Air Message
Being a complete Apple geek, it was a surprise to myself but also to others when I switched from my daily iPhone 7+ to a Huawei P20 Pro for 18 months, the lure of the impressive camera drew me in.
But two things made me switch back to the iPhone.
1. The lack of iMessage support on Android
2. An application called Roadtrip (blog post to come later).
I just wish I knew about Air Message, those 18 months I strayed to Android it would of saved me so much time being able to reply straight from my Mac on messages instead of having to pick the phone up, and equally no messages sync’ed to my iPad either.
What Is Air Message?
It’s a two part application suite, which needs a Mac of some sort to run the server part on and a application installing on the Android device.
AirMessage Server (required) | macOS 10.10 Yosemite or newer
AirMessage for Android | Android 6.0 Marshmallow or newer
It then gives the ability of iMessage on the android phone.
How Does It Work?
The application on the Mac is called the AirMessage Server, this has access to your iMessage application on the Mac. When a new iMessage arrives the AirMessage server then pushed the message to your Android device, when you reply or start a new message the AirServer receives the message hands it to iMessage which send as normal to the Apple user.

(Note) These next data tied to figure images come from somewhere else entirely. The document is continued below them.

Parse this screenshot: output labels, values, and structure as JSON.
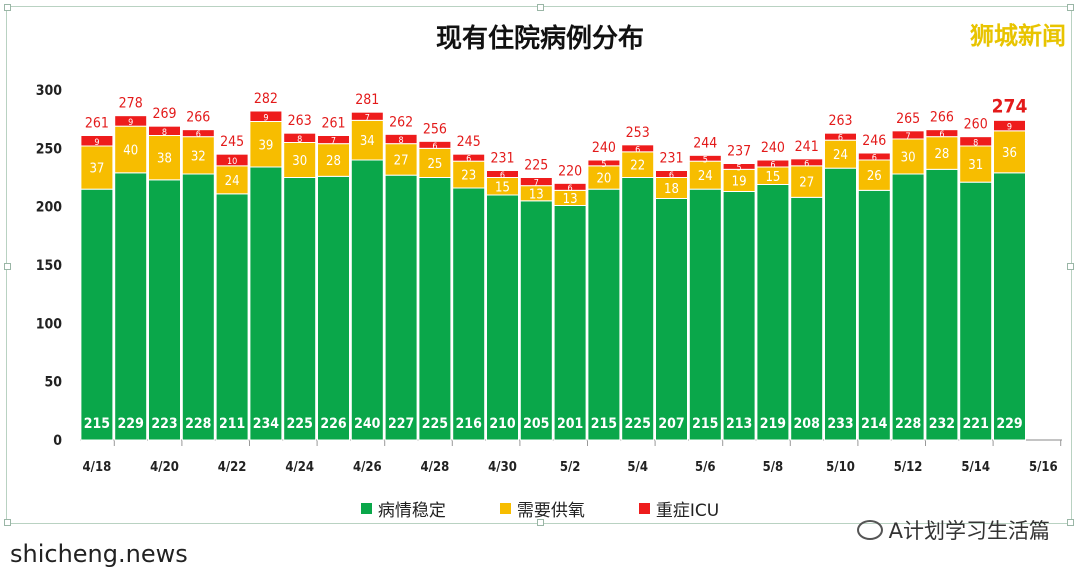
{
  "title": "现有住院病例分布",
  "watermark_top": "狮城新闻",
  "footer_left": "shicheng.news",
  "footer_right": "A计划学习生活篇",
  "legend": [
    {
      "label": "病情稳定",
      "color": "#0aa74a"
    },
    {
      "label": "需要供氧",
      "color": "#f7bd00"
    },
    {
      "label": "重症ICU",
      "color": "#ee1c1c"
    }
  ],
  "chart_data": {
    "type": "bar",
    "stacked": true,
    "title": "现有住院病例分布",
    "categories": [
      "4/18",
      "4/19",
      "4/20",
      "4/21",
      "4/22",
      "4/23",
      "4/24",
      "4/25",
      "4/26",
      "4/27",
      "4/28",
      "4/29",
      "4/30",
      "5/1",
      "5/2",
      "5/3",
      "5/4",
      "5/5",
      "5/6",
      "5/7",
      "5/8",
      "5/9",
      "5/10",
      "5/11",
      "5/12",
      "5/13",
      "5/14",
      "5/15"
    ],
    "x_tick_labels": [
      "4/18",
      "4/20",
      "4/22",
      "4/24",
      "4/26",
      "4/28",
      "4/30",
      "5/2",
      "5/4",
      "5/6",
      "5/8",
      "5/10",
      "5/12",
      "5/14",
      "5/16"
    ],
    "series": [
      {
        "name": "病情稳定",
        "color": "#0aa74a",
        "values": [
          215,
          229,
          223,
          228,
          211,
          234,
          225,
          226,
          240,
          227,
          225,
          216,
          210,
          205,
          201,
          215,
          225,
          207,
          215,
          213,
          219,
          208,
          233,
          214,
          228,
          232,
          221,
          229
        ]
      },
      {
        "name": "需要供氧",
        "color": "#f7bd00",
        "values": [
          37,
          40,
          38,
          32,
          24,
          39,
          30,
          28,
          34,
          27,
          25,
          23,
          15,
          13,
          13,
          20,
          22,
          18,
          24,
          19,
          15,
          27,
          24,
          26,
          30,
          28,
          31,
          36
        ]
      },
      {
        "name": "重症ICU",
        "color": "#ee1c1c",
        "values": [
          9,
          9,
          8,
          6,
          10,
          9,
          8,
          7,
          7,
          8,
          6,
          6,
          6,
          7,
          6,
          5,
          6,
          6,
          5,
          5,
          6,
          6,
          6,
          6,
          7,
          6,
          8,
          9
        ]
      }
    ],
    "totals": [
      261,
      278,
      269,
      266,
      245,
      282,
      263,
      261,
      281,
      262,
      256,
      245,
      231,
      225,
      220,
      240,
      253,
      231,
      244,
      237,
      240,
      241,
      263,
      246,
      265,
      266,
      260,
      274
    ],
    "y_ticks": [
      0,
      50,
      100,
      150,
      200,
      250,
      300
    ],
    "ylim": [
      0,
      300
    ],
    "legend_position": "bottom",
    "grid": false
  }
}
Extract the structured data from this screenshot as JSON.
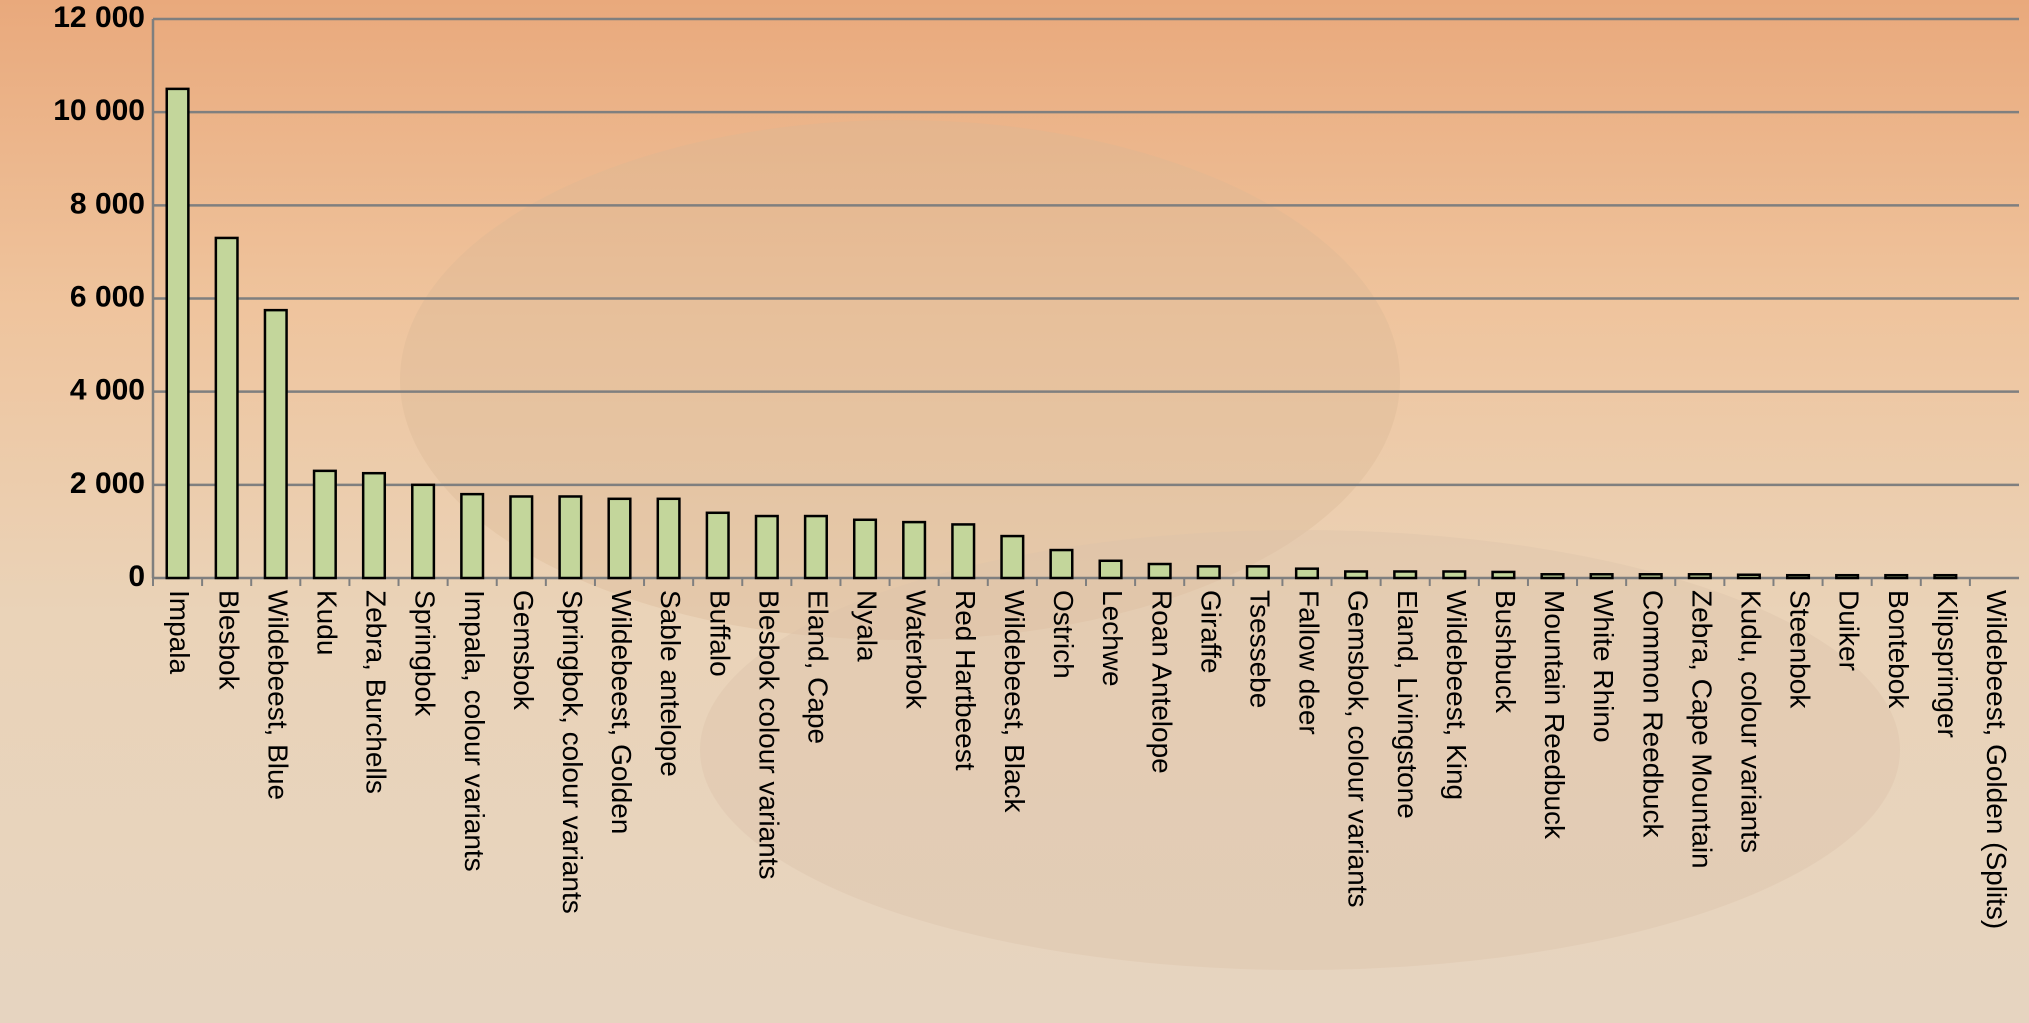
{
  "chart_data": {
    "type": "bar",
    "categories": [
      "Impala",
      "Blesbok",
      "Wildebeest, Blue",
      "Kudu",
      "Zebra, Burchells",
      "Springbok",
      "Impala, colour variants",
      "Gemsbok",
      "Springbok, colour variants",
      "Wildebeest, Golden",
      "Sable antelope",
      "Buffalo",
      "Blesbok colour variants",
      "Eland, Cape",
      "Nyala",
      "Waterbok",
      "Red Hartbeest",
      "Wildebeest, Black",
      "Ostrich",
      "Lechwe",
      "Roan Antelope",
      "Giraffe",
      "Tsessebe",
      "Fallow deer",
      "Gemsbok, colour variants",
      "Eland, Livingstone",
      "Wildebeest, King",
      "Bushbuck",
      "Mountain Reedbuck",
      "White Rhino",
      "Common Reedbuck",
      "Zebra, Cape Mountain",
      "Kudu, colour variants",
      "Steenbok",
      "Duiker",
      "Bontebok",
      "Klipspringer",
      "Wildebeest, Golden (Splits)"
    ],
    "values": [
      10500,
      7300,
      5750,
      2300,
      2250,
      2000,
      1800,
      1750,
      1750,
      1700,
      1700,
      1400,
      1330,
      1330,
      1250,
      1200,
      1150,
      900,
      600,
      370,
      300,
      250,
      250,
      200,
      140,
      140,
      140,
      130,
      80,
      80,
      80,
      80,
      70,
      60,
      60,
      60,
      60,
      0
    ],
    "color": "#c3d69b",
    "ylim": [
      0,
      12000
    ],
    "yticks": [
      0,
      {
        "value": 2000,
        "label": "2 000"
      },
      {
        "value": 4000,
        "label": "4 000"
      },
      {
        "value": 6000,
        "label": "6 000"
      },
      {
        "value": 8000,
        "label": "8 000"
      },
      {
        "value": 10000,
        "label": "10 000"
      },
      {
        "value": 12000,
        "label": "12 000"
      }
    ],
    "grid": true
  }
}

It all sounds very complex, but the AirMessage Server handles all the grunt work, all you need todo is open a port on your router to allow the AirMessage see out to the internet, there is very little to no delay in the message relay so you’ll always be up to date with messages.
https://airmessage.org/install/ - Explains all the information on installation and port opening, very easy to follow and understand.
Is It Safe?
Its as safe as any other messaging service, there may be some levels of security issues in opening ports on your home router which then leaves pin holes in your firewall, there’s loads of documentation on the internet about this a quick Google search will allow you to form your own opinion.
Traffic is sent via secure tunnels which mitigates the chance on messages being intercepted in transit, and connections between your Android device and AirMessage server are password protected.